Merrigan Stephen D, Owen William E, Straseski Joely A
Clin Lab. 2015;61(3-4):283-8. doi: 10.7754/clin.lab.2014.140817.
Vitamin B12 (cobalamin) is a necessary cofactor in methionine and succinyl-CoA metabolism. Studies estimate the deficiency prevalence as high as 30% in the elderly population. Ten to thirty percent of circulating cobalamin is bound to transcobalamin (holotranscobalamin, holoTC) which can readily enter cells and is therefore considered the bioactive form. The objective of our study was to evaluate the analytical performance of a high-throughput, automated holoTC assay (ARCHITECT i2000(SR) Active-B12 (Holotranscobalamin)) and compare it to other available methods.
Manufacturer-specified limits of blank (LoB), detection (LoD), and quantitation (LoQ), imprecision, interference, and linearity were evaluated for the ARCHITECT HoloTC assay. Residual de-identified serum samples were used to compare the ARCHITECT HoloTC assay with the automated AxSYM Active-B12 (Holotranscobalamin) assay (Abbott Diagnostics) and the manual Active-B12 (Holotranscobalamin) Enzyme Immunoassay (EIA) (Axis-Shield Diagnostics, Dundee, Scotland, UK).

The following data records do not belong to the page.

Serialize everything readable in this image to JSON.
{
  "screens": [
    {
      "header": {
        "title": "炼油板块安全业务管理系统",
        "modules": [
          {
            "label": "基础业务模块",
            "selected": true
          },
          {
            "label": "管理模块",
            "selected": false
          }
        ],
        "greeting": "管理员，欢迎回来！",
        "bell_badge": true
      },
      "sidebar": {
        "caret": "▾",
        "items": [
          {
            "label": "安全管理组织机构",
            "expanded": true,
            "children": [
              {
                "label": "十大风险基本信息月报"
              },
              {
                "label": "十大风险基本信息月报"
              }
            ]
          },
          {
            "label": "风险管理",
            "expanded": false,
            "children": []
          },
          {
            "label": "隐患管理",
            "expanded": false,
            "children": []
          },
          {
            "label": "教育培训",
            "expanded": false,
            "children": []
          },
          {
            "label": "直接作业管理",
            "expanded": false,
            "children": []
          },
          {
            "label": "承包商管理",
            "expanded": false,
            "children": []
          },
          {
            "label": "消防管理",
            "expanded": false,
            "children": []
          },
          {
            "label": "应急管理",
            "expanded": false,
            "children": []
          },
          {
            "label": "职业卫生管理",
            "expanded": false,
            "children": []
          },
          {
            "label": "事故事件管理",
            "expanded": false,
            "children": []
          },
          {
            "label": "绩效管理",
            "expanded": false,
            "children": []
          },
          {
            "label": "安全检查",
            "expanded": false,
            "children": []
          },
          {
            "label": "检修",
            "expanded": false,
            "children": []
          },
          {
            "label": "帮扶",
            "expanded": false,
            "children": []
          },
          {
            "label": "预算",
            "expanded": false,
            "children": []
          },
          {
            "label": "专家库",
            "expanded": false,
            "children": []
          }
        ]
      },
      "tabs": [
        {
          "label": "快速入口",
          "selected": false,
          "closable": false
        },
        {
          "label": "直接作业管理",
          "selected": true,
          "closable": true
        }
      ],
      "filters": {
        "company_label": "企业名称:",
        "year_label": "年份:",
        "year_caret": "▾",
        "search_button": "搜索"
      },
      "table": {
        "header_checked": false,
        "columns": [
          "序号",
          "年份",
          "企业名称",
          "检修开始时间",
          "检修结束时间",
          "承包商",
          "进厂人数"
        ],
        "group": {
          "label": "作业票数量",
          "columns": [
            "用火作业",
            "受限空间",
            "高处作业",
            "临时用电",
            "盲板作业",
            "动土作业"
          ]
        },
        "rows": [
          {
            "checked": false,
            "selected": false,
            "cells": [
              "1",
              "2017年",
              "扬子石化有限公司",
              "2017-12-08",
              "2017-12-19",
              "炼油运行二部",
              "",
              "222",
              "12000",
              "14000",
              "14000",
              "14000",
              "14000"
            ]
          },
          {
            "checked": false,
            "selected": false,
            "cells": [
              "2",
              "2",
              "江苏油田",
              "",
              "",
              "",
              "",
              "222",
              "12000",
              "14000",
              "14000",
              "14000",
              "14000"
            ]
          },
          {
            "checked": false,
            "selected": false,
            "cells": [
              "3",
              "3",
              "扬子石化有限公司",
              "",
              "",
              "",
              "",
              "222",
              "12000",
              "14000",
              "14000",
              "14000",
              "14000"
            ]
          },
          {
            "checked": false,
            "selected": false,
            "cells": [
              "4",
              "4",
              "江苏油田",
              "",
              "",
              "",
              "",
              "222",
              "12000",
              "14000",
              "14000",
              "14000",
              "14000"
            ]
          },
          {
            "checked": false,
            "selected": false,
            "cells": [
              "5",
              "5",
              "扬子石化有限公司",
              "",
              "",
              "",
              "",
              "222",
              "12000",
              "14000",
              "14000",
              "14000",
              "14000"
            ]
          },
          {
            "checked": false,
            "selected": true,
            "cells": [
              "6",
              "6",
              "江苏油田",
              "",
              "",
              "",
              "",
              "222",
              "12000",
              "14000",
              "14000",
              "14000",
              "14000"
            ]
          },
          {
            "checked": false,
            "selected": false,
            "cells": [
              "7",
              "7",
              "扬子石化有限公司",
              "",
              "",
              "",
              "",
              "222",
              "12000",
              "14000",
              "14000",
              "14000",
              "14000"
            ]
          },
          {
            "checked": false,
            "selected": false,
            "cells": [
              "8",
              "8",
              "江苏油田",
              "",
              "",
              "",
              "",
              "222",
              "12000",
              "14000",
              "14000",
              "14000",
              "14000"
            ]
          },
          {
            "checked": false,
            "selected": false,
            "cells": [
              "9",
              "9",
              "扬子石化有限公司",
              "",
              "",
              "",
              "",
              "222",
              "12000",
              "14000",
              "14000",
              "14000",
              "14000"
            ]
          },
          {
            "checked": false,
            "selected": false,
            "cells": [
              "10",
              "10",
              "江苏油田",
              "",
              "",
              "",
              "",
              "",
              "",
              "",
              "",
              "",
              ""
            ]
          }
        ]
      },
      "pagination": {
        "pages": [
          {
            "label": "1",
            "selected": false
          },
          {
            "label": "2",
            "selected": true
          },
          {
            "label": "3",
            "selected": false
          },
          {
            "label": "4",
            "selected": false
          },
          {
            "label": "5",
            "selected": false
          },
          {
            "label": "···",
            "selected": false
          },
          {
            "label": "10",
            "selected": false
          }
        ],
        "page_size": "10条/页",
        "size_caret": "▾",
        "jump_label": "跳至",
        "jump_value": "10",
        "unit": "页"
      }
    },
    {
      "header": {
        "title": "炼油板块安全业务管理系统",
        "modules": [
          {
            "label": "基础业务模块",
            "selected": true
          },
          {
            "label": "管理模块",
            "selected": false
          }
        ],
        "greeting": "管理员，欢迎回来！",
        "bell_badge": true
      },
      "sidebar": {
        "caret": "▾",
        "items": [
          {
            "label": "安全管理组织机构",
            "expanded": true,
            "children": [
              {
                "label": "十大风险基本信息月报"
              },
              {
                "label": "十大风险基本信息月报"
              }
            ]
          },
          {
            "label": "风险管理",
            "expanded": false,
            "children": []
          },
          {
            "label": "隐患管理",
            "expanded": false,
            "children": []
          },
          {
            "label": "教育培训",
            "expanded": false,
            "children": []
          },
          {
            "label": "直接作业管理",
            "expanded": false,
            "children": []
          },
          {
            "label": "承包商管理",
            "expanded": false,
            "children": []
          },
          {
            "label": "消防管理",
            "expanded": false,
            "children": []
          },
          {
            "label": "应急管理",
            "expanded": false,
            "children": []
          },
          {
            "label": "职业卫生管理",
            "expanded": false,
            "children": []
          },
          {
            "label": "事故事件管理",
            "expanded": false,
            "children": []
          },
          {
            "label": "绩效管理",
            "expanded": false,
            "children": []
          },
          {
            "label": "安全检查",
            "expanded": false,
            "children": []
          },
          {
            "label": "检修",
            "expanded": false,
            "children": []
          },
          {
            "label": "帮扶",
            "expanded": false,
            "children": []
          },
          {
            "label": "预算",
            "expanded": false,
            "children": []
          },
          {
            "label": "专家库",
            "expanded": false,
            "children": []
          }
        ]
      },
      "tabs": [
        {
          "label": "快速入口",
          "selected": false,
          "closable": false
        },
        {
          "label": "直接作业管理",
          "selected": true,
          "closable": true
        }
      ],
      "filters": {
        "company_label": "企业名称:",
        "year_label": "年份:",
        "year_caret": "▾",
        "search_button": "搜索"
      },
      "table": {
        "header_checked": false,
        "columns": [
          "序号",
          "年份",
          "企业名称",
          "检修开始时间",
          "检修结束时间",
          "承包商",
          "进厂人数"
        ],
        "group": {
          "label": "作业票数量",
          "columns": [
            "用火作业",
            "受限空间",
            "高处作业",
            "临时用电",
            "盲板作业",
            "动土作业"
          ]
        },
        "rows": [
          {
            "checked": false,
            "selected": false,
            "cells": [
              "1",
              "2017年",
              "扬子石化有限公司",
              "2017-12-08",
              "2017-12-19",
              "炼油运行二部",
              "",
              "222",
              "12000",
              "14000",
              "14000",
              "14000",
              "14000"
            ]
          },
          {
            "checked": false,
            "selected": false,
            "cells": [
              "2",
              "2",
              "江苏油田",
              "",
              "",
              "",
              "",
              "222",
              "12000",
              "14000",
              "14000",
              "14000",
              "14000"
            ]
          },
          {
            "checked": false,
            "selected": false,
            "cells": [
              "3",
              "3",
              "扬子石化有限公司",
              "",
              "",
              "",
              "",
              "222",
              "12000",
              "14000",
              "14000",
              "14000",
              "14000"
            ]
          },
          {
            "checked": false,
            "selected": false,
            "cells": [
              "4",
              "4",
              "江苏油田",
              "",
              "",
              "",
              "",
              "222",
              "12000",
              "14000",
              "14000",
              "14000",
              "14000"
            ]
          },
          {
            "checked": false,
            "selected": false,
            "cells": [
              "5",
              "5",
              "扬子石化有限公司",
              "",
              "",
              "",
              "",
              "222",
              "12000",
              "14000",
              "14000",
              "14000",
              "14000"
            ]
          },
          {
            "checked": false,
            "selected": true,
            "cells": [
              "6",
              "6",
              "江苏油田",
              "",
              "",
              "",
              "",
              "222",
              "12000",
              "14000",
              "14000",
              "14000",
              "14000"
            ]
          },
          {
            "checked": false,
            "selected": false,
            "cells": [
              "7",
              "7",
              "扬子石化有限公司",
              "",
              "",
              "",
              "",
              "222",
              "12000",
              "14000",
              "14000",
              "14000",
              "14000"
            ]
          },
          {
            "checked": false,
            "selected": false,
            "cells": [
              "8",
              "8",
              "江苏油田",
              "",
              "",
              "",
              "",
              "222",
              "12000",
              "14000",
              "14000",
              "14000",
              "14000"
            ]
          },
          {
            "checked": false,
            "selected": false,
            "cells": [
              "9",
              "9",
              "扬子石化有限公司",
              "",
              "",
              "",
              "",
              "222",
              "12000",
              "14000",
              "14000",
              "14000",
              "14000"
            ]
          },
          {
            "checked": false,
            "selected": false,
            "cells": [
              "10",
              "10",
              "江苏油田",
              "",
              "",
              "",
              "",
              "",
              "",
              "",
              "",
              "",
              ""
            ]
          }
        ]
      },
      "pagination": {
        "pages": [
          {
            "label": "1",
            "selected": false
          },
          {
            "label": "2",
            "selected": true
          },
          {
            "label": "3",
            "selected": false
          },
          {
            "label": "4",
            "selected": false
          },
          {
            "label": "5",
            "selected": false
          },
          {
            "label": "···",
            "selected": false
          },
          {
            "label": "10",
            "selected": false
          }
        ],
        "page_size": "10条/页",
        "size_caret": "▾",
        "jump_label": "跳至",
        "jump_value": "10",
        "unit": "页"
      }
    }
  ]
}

Manufacturer's claims of LoB, LoD, LoQ, imprecision, interference, and linearity to the highest point tested (113.4 pmol/L) were verified for the ARCHITECT HoloTC assay. Method comparison of the ARCHITECT HoloTC to the AxSYM HoloTC produced the following Deming regression statistics: (ARCHITECT(HoloTc)) = 0.941 (AxSYM(HoloTC)) + 1.2 pmol/L, S(y/x) = 6.4, r = 0.947 (n = 98). Comparison to the Active-B12 EIA produced: (ARCHITECT(HoloTC)) = 1.105 (EIA(Active-B12)) - 6.8 pmol/L, S(y/x) = 11.0, r = 0.950 (n = 221).
This assay performed acceptably for LoB, LoD, LoQ, imprecision, interference, linearity and method comparison to the predicate device (AxSYM). An additional comparison to a manual Active-B12 EIA method performed similarly, with minor exceptions. This study determined that the ARCHITECT HoloTC assay is suitable for routine clinical use, which provides a high-throughput alternative for automated testing of this emerging marker of cobalamin deficiency.
维生素B12(钴胺素)是蛋氨酸和琥珀酰辅酶A代谢中必需的辅因子。研究估计老年人群中维生素B12缺乏症的患病率高达30%。循环中的钴胺素10%至30%与转钴胺素(全转钴胺素,holoTC)结合,holoTC可轻易进入细胞,因此被认为是生物活性形式。我们研究的目的是评估一种高通量自动化全转钴胺素检测方法(ARCHITECT i2000(SR)活性B12(全转钴胺素))的分析性能,并将其与其他现有方法进行比较。
对ARCHITECT全转钴胺素检测方法的制造商规定的空白限(LoB)、检测限(LoD)、定量限(LoQ)、不精密度、干扰和线性进行评估。使用剩余的去识别血清样本,将ARCHITECT全转钴胺素检测方法与自动化AxSYM活性B12(全转钴胺素)检测方法(雅培诊断)和手动活性B12(全转钴胺素)酶免疫测定法(EIA)(Axis-Shield诊断,英国苏格兰邓迪)进行比较。
ARCHITECT全转钴胺素检测方法在LoB、LoD、LoQ、不精密度、干扰和线性方面,对于测试的最高点(113.4 pmol/L),制造商的声明得到了验证。ARCHITECT全转钴胺素检测方法与AxSYM全转钴胺素检测方法的方法比较产生了以下Deming回归统计结果:(ARCHITECT(全转钴胺素))=0.941(AxSYM(全转钴胺素))+1.2 pmol/L,S(y/x)=6.4,r=0.947(n=98)。与活性B12 EIA的比较结果为:(ARCHITECT(全转钴胺素))=1.105(EIA(活性B12))-6.8 pmol/L,S(y/x)=11.0,r=0.950(n=221)。
该检测方法在LoB、LoD、LoQ、不精密度、干扰、线性以及与对照设备(AxSYM)的方法比较方面表现良好。与手动活性B12 EIA方法的额外比较结果相似,仅有小的差异。本研究确定ARCHITECT全转钴胺素检测方法适用于常规临床应用,为这种新出现的钴胺素缺乏标志物的自动化检测提供了一种高通量替代方法。